La segretaria Emanuela Di Cintio afferma: “Il circolo Pd di Spinetoli, in linea con la posizione assunta dal partito a livello provinciale, si unisce alla condanna unanime del gravissimo gesto messo in atto da ignoti la notte di Capodanno. Nel nostro territorio non si erano mai verificati fatti di questa gravità che, oltre a non rendere merito all’apertura verso l’immigrazione e alle politiche dell’accoglienza (per le quali il comune di Spinetoli si è sempre contraddistinto) minano alla base la nostra coesione sociale, creando nel paese un clima di tensione assolutamente non necessario”.

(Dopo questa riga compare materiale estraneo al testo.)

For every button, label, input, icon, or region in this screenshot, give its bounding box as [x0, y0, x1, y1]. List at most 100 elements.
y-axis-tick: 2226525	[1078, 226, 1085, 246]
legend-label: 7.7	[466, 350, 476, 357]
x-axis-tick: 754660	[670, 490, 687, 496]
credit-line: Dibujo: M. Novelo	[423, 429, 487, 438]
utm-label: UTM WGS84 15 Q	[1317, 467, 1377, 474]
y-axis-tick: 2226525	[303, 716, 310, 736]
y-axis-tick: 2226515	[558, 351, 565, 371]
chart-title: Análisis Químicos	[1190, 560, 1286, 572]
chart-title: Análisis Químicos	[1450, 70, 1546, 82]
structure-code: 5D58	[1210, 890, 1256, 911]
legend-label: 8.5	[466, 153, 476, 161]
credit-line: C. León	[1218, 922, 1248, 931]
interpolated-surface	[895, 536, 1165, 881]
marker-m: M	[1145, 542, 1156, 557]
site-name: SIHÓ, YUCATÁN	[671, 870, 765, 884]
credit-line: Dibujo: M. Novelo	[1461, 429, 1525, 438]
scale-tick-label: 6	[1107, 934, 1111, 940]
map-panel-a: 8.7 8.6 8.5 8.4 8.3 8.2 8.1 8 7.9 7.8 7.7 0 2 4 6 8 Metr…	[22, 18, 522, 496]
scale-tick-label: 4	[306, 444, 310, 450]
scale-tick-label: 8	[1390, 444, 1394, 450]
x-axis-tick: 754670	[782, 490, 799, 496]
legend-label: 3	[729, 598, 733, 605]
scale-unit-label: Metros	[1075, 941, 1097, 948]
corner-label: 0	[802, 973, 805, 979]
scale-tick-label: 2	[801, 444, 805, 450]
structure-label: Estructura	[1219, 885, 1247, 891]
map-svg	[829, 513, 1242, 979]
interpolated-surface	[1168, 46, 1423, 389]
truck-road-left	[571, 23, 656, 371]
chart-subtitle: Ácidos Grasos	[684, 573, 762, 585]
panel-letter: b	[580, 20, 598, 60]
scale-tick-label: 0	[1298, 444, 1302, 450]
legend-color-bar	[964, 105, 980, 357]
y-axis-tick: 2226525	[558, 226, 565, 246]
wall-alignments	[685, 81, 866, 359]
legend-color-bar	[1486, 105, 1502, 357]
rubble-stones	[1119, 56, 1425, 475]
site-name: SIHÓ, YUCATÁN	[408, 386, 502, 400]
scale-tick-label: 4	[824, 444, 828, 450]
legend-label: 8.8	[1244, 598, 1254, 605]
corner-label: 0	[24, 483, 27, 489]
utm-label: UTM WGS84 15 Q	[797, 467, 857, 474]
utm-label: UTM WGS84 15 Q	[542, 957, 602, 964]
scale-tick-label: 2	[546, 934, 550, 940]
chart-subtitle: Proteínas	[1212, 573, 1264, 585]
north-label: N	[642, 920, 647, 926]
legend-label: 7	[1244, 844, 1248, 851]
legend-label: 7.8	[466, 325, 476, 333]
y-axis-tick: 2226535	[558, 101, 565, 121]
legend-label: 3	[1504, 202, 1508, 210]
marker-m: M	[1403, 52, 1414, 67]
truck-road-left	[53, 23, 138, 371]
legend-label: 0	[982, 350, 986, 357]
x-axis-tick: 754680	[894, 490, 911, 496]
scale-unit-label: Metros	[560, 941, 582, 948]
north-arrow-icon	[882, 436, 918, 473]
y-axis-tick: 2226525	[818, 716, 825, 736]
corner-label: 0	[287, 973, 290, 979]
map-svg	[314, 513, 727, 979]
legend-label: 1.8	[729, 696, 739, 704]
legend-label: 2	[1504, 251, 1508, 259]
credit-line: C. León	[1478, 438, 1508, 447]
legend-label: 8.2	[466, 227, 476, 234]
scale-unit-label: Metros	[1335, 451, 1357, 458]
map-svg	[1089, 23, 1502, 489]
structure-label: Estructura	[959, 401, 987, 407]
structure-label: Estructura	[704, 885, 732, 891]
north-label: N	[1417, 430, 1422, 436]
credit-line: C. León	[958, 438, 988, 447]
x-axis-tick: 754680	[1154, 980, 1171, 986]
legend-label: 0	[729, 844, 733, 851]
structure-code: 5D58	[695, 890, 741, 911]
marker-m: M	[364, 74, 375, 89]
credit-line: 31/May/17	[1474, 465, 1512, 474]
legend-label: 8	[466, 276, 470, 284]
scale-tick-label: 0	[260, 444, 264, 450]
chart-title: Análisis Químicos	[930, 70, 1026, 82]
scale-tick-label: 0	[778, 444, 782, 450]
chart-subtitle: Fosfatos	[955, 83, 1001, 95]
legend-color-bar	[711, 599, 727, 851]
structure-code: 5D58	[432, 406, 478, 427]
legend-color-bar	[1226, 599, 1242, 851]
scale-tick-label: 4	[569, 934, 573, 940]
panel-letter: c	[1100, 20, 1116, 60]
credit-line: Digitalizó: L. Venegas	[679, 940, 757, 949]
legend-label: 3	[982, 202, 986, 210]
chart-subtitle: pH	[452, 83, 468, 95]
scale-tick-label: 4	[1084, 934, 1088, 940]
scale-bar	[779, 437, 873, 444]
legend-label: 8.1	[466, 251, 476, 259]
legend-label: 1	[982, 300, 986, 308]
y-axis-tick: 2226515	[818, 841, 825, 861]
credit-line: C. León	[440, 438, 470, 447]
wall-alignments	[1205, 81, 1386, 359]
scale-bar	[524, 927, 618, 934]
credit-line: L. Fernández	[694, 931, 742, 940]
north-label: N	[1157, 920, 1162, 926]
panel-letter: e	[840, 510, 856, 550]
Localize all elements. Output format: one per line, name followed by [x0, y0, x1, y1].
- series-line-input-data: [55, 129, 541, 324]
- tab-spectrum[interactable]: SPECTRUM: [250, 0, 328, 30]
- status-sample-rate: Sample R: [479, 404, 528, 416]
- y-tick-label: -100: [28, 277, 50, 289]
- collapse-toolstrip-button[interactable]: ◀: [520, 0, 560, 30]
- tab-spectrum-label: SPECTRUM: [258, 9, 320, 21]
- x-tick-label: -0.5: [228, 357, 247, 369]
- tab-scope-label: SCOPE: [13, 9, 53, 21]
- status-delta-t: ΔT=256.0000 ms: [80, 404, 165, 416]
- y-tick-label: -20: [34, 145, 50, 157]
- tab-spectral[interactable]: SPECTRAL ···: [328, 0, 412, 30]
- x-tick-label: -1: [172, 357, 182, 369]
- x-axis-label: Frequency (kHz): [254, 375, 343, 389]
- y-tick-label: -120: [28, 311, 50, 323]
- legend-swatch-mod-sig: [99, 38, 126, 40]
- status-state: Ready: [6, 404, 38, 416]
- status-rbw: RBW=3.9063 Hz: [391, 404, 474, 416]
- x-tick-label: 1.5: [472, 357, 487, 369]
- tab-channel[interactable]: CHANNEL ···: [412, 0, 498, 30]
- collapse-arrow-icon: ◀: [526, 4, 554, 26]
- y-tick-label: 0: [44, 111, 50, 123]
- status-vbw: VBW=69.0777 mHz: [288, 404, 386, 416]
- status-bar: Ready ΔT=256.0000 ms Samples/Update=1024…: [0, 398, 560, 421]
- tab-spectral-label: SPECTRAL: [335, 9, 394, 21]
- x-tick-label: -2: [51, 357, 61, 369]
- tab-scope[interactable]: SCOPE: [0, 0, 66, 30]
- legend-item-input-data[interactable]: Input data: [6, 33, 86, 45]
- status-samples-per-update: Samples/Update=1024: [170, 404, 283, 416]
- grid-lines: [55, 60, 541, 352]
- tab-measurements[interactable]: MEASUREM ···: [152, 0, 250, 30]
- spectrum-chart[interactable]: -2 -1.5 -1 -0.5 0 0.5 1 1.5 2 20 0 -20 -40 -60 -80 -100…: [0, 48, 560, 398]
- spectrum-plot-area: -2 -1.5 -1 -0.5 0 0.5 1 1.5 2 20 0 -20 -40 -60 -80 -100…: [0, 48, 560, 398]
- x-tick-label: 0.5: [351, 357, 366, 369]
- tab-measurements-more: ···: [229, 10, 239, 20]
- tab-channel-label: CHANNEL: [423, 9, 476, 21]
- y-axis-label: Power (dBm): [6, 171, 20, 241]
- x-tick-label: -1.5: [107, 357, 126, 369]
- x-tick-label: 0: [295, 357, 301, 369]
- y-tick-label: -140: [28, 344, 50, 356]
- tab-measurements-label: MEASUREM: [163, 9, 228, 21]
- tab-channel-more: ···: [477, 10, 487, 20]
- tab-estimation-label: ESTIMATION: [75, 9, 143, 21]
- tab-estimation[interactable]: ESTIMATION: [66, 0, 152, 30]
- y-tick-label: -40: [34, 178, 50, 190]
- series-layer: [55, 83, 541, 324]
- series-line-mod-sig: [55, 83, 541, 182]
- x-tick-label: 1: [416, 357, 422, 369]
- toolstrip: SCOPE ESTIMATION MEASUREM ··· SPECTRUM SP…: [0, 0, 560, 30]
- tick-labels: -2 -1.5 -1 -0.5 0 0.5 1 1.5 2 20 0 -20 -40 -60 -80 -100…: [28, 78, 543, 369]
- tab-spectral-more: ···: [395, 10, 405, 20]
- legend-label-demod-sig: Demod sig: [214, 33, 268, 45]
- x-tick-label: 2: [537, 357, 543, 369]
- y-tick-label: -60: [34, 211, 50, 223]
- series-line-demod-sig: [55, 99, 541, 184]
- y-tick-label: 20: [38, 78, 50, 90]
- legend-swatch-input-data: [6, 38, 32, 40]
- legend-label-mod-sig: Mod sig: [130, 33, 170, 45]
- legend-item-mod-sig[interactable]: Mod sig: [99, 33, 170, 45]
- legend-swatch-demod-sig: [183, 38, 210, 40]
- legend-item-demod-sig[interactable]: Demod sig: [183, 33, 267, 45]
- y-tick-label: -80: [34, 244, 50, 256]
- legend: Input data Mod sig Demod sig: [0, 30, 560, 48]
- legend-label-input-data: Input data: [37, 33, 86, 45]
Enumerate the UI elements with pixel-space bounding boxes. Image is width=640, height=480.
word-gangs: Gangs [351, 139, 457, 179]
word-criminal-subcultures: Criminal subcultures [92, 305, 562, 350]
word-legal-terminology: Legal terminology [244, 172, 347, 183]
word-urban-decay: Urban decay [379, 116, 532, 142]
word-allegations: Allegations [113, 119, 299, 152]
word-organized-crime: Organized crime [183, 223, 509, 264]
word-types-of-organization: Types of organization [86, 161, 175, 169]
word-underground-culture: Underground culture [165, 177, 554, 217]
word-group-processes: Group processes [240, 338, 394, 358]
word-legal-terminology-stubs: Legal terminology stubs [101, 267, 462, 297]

“Il Pd di Spinetoli ha affiancato e sostenuto il sindaco Luciani nella gestione dell’intera vicenda ribadendo nelle sedi opportune l’adesione a progetti strutturati come lo Sprar e rigettando soluzioni alternative compresi i Cas – afferma la segretaria – La posizione del circolo Pd di Spinetoli è dunque chiara e netta: intendiamo condannare fermamente gesti incivili e razzisti, non possiamo permettere che l’immagine del nostro territorio venga infangata da delinquenti che sicuramente non hanno agito per il bene della collettività e nell’interesse dei cittadini, inoltre ci dissociamo da tutte le strumentalizzazioni che si sono succedute negli ultimi mesi intorno a un tema delicatissimo come quello dell’immigrazione”.

Di Cintio conclude: “Ci uniamo all’appello della segreteria provinciale, richiamando tutti i partiti al senso di responsabilità e supportando gli inquirenti nella risoluzione del caso”.